On 10 October 1974, the day Philip Hammond began at Oxford University, Harold Wilson’s final Labour administration was elected. That government, Hammond later recalled, “ended in disaster” five years later. The “winter of discontent” was a formative experience for the future Chancellor. He came to believe that the “first responsibility” of government was to “promote economic stability, sound money, and prudent public finances”.
Those who assumed that Hammond’s postponement of George Osborne’s surplus target was the prelude to a Keynesian spending splurge were always likely to be disappointed. The change in stance was an acceptance of reality, rather than an ideological statement. Osborne himself, renowned for missing his self-imposed targets, had already conceded that the goal was unachievable. Hammond’s decision did not, however, mark the end of austerity. Unprotected departments have been asked to model cuts of up to 6 per cent by 2020. Osborne may have left the Treasury but under Hammond, his deputy from 2007-10, Osbornomics endures.
The new Chancellor’s refusal to fund new spending through greater borrowing (preferring tax rises or cuts) is another mark of his fiscal conservatism. But there are other reasons why Hammond’s first Budget on Wednesday will not herald a radical break with his predecessor. As an economic event, the Chancellor’s statement is secondary to the triggering of Article 50 later this month. The deal that the UK does (or does not) strike with the EU will do far more to shape its destiny than the Treasury.

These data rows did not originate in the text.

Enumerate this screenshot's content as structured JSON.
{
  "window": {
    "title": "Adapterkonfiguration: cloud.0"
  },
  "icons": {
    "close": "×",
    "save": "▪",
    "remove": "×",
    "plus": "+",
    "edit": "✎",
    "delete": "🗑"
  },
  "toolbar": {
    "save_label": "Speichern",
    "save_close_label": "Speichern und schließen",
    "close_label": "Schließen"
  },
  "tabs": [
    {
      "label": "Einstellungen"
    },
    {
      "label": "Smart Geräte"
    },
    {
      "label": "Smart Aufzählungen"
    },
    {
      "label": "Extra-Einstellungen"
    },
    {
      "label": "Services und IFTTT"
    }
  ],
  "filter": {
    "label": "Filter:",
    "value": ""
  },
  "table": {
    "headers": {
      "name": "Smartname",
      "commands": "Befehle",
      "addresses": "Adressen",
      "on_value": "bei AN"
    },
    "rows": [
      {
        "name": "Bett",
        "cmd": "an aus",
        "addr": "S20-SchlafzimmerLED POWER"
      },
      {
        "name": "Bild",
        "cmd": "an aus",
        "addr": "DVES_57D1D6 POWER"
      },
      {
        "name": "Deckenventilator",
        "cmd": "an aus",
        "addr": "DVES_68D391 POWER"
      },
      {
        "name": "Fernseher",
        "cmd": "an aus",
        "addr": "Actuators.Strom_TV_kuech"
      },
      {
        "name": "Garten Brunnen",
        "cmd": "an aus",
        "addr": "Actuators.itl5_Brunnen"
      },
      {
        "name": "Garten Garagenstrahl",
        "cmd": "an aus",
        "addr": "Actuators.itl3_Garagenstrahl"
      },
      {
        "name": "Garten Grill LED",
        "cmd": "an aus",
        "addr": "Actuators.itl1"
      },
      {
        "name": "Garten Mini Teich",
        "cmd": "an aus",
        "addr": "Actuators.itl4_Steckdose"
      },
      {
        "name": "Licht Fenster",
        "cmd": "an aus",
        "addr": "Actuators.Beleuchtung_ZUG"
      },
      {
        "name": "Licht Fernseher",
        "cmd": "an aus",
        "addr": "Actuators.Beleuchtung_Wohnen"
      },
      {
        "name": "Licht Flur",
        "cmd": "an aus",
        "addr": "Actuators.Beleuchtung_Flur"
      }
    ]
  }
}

Hammond, a teenage goth and swashbuckling entrepreneur before he was christened “spreadsheet Phil”, has threatened to change Britain’s “economic model” if the country is locked out of the single market. The Chancellor and Theresa May (who echoed his warning) have said little on what this would entail. But the implication is that the UK – a mainstream, mixed market economy – would aggressively cut taxation and regulation. Singapore is traditionally cited as a model, though the city state’s dirigiste approach means the quasi-tax havens of Ireland and Luxembourg are more apt comparisons. The EU has long feared the economic harm that a libertarian UK could inflict on it.

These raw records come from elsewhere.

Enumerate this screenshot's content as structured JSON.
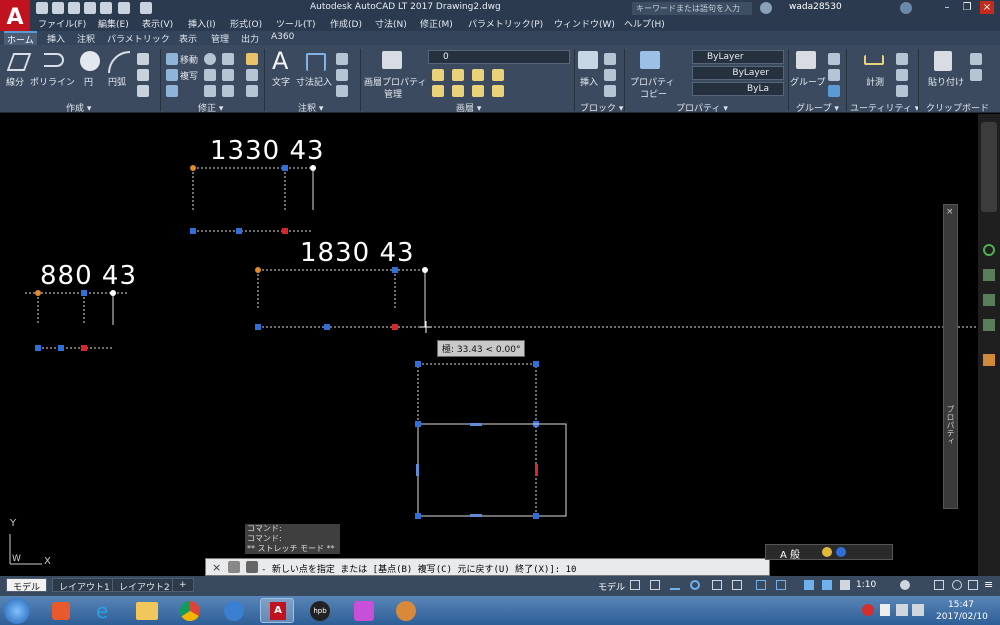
{
  "app": {
    "logo": "A",
    "logo_sub": "LT",
    "title": "Autodesk AutoCAD LT 2017    Drawing2.dwg",
    "search_placeholder": "キーワードまたは語句を入力",
    "user": "wada28530"
  },
  "menu": [
    "ファイル(F)",
    "編集(E)",
    "表示(V)",
    "挿入(I)",
    "形式(O)",
    "ツール(T)",
    "作成(D)",
    "寸法(N)",
    "修正(M)",
    "パラメトリック(P)",
    "ウィンドウ(W)",
    "ヘルプ(H)"
  ],
  "ribbon_tabs": [
    "ホーム",
    "挿入",
    "注釈",
    "パラメトリック",
    "表示",
    "管理",
    "出力",
    "A360"
  ],
  "ribbon": {
    "create": {
      "label": "作成 ▾",
      "line": "線分",
      "polyline": "ポリライン",
      "circle": "円",
      "arc": "円弧"
    },
    "modify": {
      "label": "修正 ▾",
      "move": "移動",
      "copy": "複写"
    },
    "annotation": {
      "label": "注釈 ▾",
      "text": "文字",
      "dimension": "寸法記入"
    },
    "layers": {
      "label": "画層 ▾",
      "properties": "画層プロパティ",
      "properties2": "管理",
      "current_layer": "0"
    },
    "block": {
      "label": "ブロック ▾",
      "insert": "挿入"
    },
    "properties": {
      "label": "プロパティ ▾",
      "match": "プロパティ",
      "match2": "コピー",
      "color": "ByLayer",
      "linetype": "ByLayer",
      "lineweight": "ByLa"
    },
    "groups": {
      "label": "グループ ▾",
      "group": "グループ"
    },
    "utilities": {
      "label": "ユーティリティ ▾",
      "measure": "計測"
    },
    "clipboard": {
      "label": "クリップボード",
      "paste": "貼り付け"
    }
  },
  "drawing": {
    "dim1_a": "1330",
    "dim1_b": "43",
    "dim2_a": "1830",
    "dim2_b": "43",
    "dim3_a": "880",
    "dim3_b": "43",
    "tooltip": "極: 33.43 < 0.00°",
    "ucs_y": "Y",
    "ucs_x": "X",
    "ucs_w": "W"
  },
  "command": {
    "history": [
      "コマンド:",
      "コマンド:",
      "** ストレッチ モード **"
    ],
    "prompt": "- 新しい点を指定 または [基点(B) 複写(C) 元に戻す(U) 終了(X)]: 10"
  },
  "side_palette": "プロパティ",
  "layout_tabs": [
    "モデル",
    "レイアウト1",
    "レイアウト2",
    "+"
  ],
  "status": {
    "model": "モデル",
    "scale": "1:10"
  },
  "taskbar": {
    "time": "15:47",
    "date": "2017/02/10"
  }
}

The seeming incompatibility of this approach with May’s vision of a reformed capitalism and a more interventionist state has led some to argue that the threat is a mere negotiating tactic. Others question why, if free market policies would stimulate growth, the government does not pursue them regardless of Brexit. But the Conservatives’ focus on EU withdrawal means there is little pressure on Hammond from the Thatcherite right to do so. Eurosceptics are satisfied by the Chancellor’s acceptance of their foremost goal: withdrawal from the single market. By way of return, Hammond, who has forged close relations with David Davis, has secured backing for a transitional arrangement.
As an instinctive pragmatist, Hammond’s approach will be shaped by events. In the age of Brexit, the Chancellor’s eschewal of political pyrotechnics is fortunate. More than most, he knows that the real action will take place elsewhere.